Dave Says Set Financial Priorities

PERSONALFINANCE-TAXES/SANDWICH

Dear Dave,

My husband and I are currently renting an apartment for $1,200 a month. Together, we bring home about $7,000 a month, and we’d really like to buy a house soon. Right now we have about $10,000 in debt on a boat along with ongoing stable bills, food and upkeep for our three horses. What price range of houses should we look at in our situation?

Michelle

Dear Michelle,

Homeownership is a great goal, but first you two need to clean up your debt and build an emergency fund of three to six months of expenses. After that, I want you to save up enough for a down payment of at least 10 to 20 percent. When buying a home on a mortgage, I always recommend the monthly payments be no more than 25 percent of your monthly take-home pay on a 15-year, fixed-rate loan.

Now, let’s get to the other issues. You have some things in your life that are pulling at you financially. At some point, you may have to take a long look at the situation and ask the hard question, “What is more important to me: horses and boats or home ownership?” Getting rid of that boat, or finding new homes for one, two or all of your horses, would bring in some cash to put toward your debt and cut down on at least some of the animal maintenance.

Anyway, that’s how I would look at it. My wife and I both are big fans of boats and horses. But we like boats more. One reason is because they don’t eat as much! I can’t get mad at you about either one, but right now you’ve got three things pulling at you as financial priorities — home ownership, a boat and three horses. They’re all pulling at you, and they’re pulling at each other and limiting each other.

Of course, you can always buy a lot less in house. But what it really comes down to is what’s most important to you. That’s the big question, and it’s one that only you can answer. —Dave

Dear Dave,

I don’t understand why you don’t like it when people properly manage their credit cards and pay them off every month. By doing this, you pay no interest and in my case I even got a free trip to Europe from using my credit card. Please explain.

Patrick

Dear Patrick,

I truly doubt that I can explain it to your satisfaction, but here goes. First, the credit card company did not give you a free trip to Europe. They’re not going to lose money on transaction after transaction, year after year. The fallacy is that you feel like you’ve outsmarted a multi-billion dollar company that studies human behavior at incredible levels. You maybe, possibly came out ahead against them during that particular calendar year, but even that’s debatable.
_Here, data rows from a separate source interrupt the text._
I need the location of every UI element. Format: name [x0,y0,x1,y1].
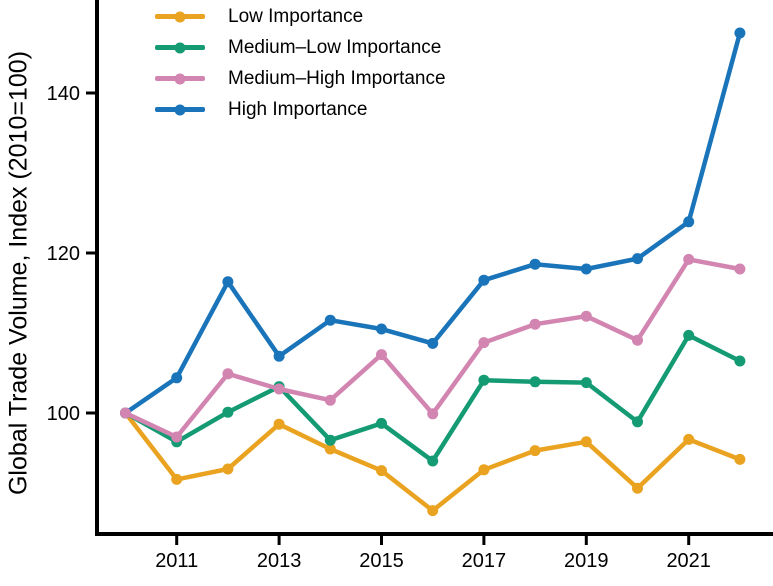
data-point [273,418,285,430]
legend-item-medium-high: Medium–High Importance [155,63,446,94]
legend-item-medium-low: Medium–Low Importance [155,32,446,63]
data-point [478,464,490,476]
x-tick-label: 2015 [359,550,404,572]
data-point [222,368,234,380]
data-point [683,433,695,445]
legend-label: High Importance [228,98,368,120]
data-point [478,274,490,286]
data-point [171,473,183,485]
data-point [632,482,643,494]
data-point [376,417,387,429]
data-point [171,372,183,384]
x-tick-label: 2011 [155,550,198,572]
data-point [632,416,643,428]
data-point [376,323,387,335]
legend-item-low: Low Importance [155,1,446,32]
data-point [529,318,541,330]
x-tick-label: 2013 [257,550,302,572]
data-point [273,350,285,362]
data-point [171,431,183,443]
data-point [580,377,592,389]
data-point [427,408,439,420]
data-point [734,355,746,367]
legend-line-dot-swatch [155,107,205,112]
data-point [632,334,643,346]
data-point [222,463,234,475]
legend-line-dot-swatch [155,76,205,81]
data-point [273,383,285,395]
legend-line-dot-swatch [155,45,205,50]
data-point [427,337,439,349]
legend-line-dot-swatch [155,14,205,19]
data-point [529,376,541,388]
data-point [120,407,131,419]
data-point [222,276,234,288]
data-point [580,436,592,448]
data-point [376,465,387,477]
data-point [580,263,592,275]
data-point [734,263,746,275]
data-point [683,329,695,341]
legend-label: Medium–Low Importance [228,36,442,58]
data-point [529,258,541,270]
data-point [324,394,336,406]
data-point [734,27,746,39]
data-point [427,455,439,467]
data-point [683,216,695,228]
y-tick-label: 120 [47,243,80,265]
series-line-1 [124,333,741,464]
data-point [222,406,234,418]
x-tick-label: 2021 [666,550,711,572]
y-axis-title: Global Trade Volume, Index (2010=100) [4,50,33,496]
x-tick-label: 2017 [462,550,507,572]
data-point [478,337,490,349]
data-point [529,445,541,457]
data-point [324,314,336,326]
x-tick-label: 2019 [564,550,609,572]
data-point [580,310,592,322]
data-point [427,505,439,517]
chart-legend: Low Importance Medium–Low Importance Med… [155,1,446,125]
data-point [324,443,336,455]
data-point [478,374,490,386]
y-tick-label: 100 [47,403,80,425]
data-point [683,253,695,265]
data-point [734,453,746,465]
y-tick-label: 140 [47,83,80,105]
legend-label: Medium–High Importance [228,67,446,89]
legend-item-high: High Importance [155,94,446,125]
data-point [376,349,387,361]
legend-label: Low Importance [228,5,364,27]
data-point [632,253,643,265]
data-point [324,434,336,446]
Over the course of your life, you’ll spend more when using credit cards as opposed to cash. There’s plenty of research proving this to be fact. If you use a credit card repeatedly with the idea that you’re getting a free trip to Europe because you’re building up your miles, you spend more. An example would be McDonald’s. When they started taking credit cards years ago, they found that the people using them spent 47 percent more.

In a good way, you are very unusual. You’re not playing over in the stupid zone like most people who use credit cards. But both I and the credit card companies have found that, on average, your behavior would put you in a class of less than one-half of one percent of their customers. Can 0.5 percent of people handling snakes manage not to get bitten? Sure. But that doesn’t mean I’m going to start recommending snakes!